A wireless bilateral transceiver coil based on volume decoupled resonators for a clinical MR mammography

Wireless radiofrequency coils offer a valuable low cost solution for various MR applications due to several benefits, such as cable-free connection and compatibility with MR platforms of different vendors. Namely, for the purpose of clinical high-field human breast imaging several wireless transceiver coils are known to the date, those operational principle is based on inductive coupling with a body coil. These coils are commonly consist of a several volume resonators to perform bilateral breast imaging. Due to the electrically close location of volume resonators, strong inductive coupling is observed, resulting in the occurrence of hybrid modes. In principle, MR imaging using one of the hybrid modes is possible provided by the homogeneity of a $B_1^{+}$ distribution. However, the question of influence of volume resonators coupling on wireless coil transmit efficiency and receive sensitivity was not previously studied.
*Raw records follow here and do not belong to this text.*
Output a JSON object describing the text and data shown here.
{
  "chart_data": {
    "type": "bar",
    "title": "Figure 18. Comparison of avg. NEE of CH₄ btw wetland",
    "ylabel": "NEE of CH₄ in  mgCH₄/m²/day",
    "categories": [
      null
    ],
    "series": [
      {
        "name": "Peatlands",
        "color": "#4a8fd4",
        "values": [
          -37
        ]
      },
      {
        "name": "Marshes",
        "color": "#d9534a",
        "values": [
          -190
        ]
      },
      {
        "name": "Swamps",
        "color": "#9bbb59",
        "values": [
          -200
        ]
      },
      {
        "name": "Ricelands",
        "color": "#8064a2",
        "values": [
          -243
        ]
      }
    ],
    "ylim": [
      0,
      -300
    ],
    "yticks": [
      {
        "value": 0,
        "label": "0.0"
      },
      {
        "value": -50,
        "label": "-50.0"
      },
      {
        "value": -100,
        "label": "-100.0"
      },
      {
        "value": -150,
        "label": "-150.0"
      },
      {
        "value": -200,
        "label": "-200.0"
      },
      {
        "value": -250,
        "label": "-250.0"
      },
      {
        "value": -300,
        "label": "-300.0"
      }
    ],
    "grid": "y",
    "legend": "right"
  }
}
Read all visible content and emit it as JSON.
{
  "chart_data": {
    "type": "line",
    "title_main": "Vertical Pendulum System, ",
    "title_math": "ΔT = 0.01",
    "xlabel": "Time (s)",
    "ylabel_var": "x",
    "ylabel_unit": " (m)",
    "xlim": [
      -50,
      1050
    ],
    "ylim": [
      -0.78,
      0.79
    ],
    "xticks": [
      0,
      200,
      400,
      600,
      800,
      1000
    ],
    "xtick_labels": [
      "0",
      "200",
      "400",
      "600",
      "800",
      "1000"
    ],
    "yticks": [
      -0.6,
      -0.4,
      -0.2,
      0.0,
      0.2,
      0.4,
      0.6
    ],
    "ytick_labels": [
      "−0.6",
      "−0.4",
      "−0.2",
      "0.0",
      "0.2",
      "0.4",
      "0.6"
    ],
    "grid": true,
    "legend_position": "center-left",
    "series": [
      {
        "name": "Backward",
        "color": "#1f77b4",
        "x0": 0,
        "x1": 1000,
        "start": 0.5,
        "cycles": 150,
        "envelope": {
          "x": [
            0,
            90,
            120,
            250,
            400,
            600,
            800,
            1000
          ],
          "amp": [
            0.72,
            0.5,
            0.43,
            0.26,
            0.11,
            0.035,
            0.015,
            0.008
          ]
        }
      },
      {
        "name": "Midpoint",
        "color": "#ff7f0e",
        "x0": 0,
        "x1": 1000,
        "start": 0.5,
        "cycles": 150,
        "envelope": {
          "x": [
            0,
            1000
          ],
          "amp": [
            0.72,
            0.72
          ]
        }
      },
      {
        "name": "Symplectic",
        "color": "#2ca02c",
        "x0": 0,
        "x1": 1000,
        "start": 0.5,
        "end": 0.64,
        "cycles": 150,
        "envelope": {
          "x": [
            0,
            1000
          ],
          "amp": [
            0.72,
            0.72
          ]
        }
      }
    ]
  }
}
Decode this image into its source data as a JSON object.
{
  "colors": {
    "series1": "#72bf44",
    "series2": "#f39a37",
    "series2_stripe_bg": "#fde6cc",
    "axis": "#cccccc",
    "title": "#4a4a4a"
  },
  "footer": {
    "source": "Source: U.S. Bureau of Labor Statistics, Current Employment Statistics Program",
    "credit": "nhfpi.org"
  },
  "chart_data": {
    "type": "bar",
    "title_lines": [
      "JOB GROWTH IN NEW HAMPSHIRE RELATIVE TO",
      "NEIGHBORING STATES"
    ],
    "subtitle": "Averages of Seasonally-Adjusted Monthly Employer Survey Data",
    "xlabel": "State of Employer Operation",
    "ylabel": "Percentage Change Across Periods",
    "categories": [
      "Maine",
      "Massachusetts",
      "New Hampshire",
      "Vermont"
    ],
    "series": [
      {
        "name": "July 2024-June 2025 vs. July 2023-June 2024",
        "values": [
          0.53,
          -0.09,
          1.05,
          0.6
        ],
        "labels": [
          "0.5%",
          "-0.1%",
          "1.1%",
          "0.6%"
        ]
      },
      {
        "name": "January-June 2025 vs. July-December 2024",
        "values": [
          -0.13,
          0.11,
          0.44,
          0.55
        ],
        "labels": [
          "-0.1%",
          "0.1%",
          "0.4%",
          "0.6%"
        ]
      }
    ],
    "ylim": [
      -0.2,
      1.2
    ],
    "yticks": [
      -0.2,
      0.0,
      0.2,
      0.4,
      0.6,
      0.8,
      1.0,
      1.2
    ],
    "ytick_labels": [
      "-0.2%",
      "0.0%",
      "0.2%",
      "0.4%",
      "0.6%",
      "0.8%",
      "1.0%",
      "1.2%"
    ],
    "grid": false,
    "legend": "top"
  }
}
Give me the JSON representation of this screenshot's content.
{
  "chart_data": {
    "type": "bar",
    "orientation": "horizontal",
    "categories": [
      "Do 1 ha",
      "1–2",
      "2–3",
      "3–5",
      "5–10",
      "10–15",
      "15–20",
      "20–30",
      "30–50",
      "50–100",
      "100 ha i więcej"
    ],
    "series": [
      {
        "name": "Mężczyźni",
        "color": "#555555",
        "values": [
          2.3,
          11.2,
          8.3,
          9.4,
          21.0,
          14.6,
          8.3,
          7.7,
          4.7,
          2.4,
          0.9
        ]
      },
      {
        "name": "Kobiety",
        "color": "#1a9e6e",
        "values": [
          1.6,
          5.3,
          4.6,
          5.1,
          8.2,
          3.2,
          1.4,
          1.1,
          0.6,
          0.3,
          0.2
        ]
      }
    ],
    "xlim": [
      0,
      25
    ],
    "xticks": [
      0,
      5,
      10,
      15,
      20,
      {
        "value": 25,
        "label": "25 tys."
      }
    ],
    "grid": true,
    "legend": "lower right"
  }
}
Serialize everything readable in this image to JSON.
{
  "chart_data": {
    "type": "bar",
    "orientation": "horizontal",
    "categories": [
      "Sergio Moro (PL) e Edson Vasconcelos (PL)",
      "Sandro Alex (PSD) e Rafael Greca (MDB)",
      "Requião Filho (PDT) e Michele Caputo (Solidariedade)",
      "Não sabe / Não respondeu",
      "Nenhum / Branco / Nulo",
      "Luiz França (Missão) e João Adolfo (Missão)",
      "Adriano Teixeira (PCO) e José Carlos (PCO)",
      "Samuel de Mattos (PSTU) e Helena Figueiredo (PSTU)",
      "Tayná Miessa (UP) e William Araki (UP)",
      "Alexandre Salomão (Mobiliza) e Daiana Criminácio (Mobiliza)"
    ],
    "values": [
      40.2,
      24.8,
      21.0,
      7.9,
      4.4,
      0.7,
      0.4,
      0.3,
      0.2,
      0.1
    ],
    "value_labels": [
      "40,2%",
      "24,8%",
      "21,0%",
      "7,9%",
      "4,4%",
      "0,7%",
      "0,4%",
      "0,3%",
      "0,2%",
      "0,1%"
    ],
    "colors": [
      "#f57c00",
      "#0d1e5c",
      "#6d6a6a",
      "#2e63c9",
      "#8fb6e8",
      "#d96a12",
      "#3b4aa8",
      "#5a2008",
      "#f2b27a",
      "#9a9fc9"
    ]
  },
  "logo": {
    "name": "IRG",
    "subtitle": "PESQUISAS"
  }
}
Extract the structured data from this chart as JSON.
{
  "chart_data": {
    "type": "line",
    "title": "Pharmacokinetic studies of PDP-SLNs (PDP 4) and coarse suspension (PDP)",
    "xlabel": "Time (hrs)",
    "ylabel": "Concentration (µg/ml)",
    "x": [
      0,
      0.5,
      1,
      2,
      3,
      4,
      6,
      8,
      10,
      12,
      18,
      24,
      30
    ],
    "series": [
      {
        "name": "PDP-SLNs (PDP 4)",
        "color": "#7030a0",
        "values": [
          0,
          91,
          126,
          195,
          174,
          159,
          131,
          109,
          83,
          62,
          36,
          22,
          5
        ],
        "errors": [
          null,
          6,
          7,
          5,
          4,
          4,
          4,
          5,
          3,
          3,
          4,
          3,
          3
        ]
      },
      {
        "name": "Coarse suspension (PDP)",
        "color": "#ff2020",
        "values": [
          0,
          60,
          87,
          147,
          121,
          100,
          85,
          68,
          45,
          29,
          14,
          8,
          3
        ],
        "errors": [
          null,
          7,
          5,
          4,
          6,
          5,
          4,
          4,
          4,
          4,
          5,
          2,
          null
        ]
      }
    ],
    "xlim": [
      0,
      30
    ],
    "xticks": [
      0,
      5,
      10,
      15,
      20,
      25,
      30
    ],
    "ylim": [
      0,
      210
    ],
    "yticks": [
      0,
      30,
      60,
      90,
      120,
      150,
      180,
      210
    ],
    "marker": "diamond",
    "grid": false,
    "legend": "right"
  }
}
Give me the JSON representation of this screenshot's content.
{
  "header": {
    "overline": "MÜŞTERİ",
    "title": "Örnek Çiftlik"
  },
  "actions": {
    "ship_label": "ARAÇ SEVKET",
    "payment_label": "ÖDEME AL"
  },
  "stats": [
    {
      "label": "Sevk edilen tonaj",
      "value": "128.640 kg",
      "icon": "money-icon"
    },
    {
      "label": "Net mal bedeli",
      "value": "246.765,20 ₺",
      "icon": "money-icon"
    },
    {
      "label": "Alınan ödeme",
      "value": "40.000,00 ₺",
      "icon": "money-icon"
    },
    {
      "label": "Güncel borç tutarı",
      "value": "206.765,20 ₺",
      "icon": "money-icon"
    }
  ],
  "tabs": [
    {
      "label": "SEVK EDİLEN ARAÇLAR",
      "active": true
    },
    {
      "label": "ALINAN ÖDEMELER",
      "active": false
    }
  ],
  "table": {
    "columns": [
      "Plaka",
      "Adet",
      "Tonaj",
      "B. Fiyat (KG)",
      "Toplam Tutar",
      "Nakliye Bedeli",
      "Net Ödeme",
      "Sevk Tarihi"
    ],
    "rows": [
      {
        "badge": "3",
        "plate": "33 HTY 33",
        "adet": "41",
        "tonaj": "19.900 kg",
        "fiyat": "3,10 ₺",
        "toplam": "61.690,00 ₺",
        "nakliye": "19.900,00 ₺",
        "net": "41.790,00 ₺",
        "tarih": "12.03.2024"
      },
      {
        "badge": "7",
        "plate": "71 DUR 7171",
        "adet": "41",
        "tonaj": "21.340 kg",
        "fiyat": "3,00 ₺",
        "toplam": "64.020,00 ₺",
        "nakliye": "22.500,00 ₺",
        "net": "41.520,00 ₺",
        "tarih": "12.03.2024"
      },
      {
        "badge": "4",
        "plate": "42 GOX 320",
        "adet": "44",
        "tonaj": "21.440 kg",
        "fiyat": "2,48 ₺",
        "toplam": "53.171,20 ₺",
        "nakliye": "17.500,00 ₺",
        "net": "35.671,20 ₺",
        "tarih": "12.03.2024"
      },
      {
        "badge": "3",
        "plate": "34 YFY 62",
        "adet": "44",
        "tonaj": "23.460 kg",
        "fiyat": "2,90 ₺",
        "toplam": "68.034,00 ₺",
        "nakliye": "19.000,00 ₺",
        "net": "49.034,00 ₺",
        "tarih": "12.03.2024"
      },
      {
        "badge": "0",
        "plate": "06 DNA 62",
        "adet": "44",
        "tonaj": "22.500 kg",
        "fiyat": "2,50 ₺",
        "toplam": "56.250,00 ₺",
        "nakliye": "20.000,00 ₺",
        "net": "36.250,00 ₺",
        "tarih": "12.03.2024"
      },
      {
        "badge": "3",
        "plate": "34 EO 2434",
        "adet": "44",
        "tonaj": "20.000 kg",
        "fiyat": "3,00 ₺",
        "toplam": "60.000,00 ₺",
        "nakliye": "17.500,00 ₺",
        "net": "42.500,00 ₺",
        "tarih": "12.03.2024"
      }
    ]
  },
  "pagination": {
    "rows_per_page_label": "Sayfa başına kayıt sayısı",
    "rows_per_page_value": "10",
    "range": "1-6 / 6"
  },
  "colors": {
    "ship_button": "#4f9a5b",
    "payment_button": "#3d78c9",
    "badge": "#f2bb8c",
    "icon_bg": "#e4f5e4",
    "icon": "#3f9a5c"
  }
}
By this work, we performed study to understand this issue. The first wireless coil with decoupled resonators is developed, evaluated numerically and experimentally including in vivo study on healthy volunteers. Additionally in vivo images were obtained by a conventional receive array to compare with developed wireless coil. According to the obtained results, transmit efficiency and receive sensitivity of a pair of decoupled Helmholtz resonators of the configuration under study is at least 24% higher than for a pair of the same coupled resonators. In vivo images were also obtained using a six-channel receive array to compare with a developed wireless coil. Comparison with a multi-channel receive array have shown that SNR of the developed wireless coil is 10% lower, while time scanning was increased by 68%.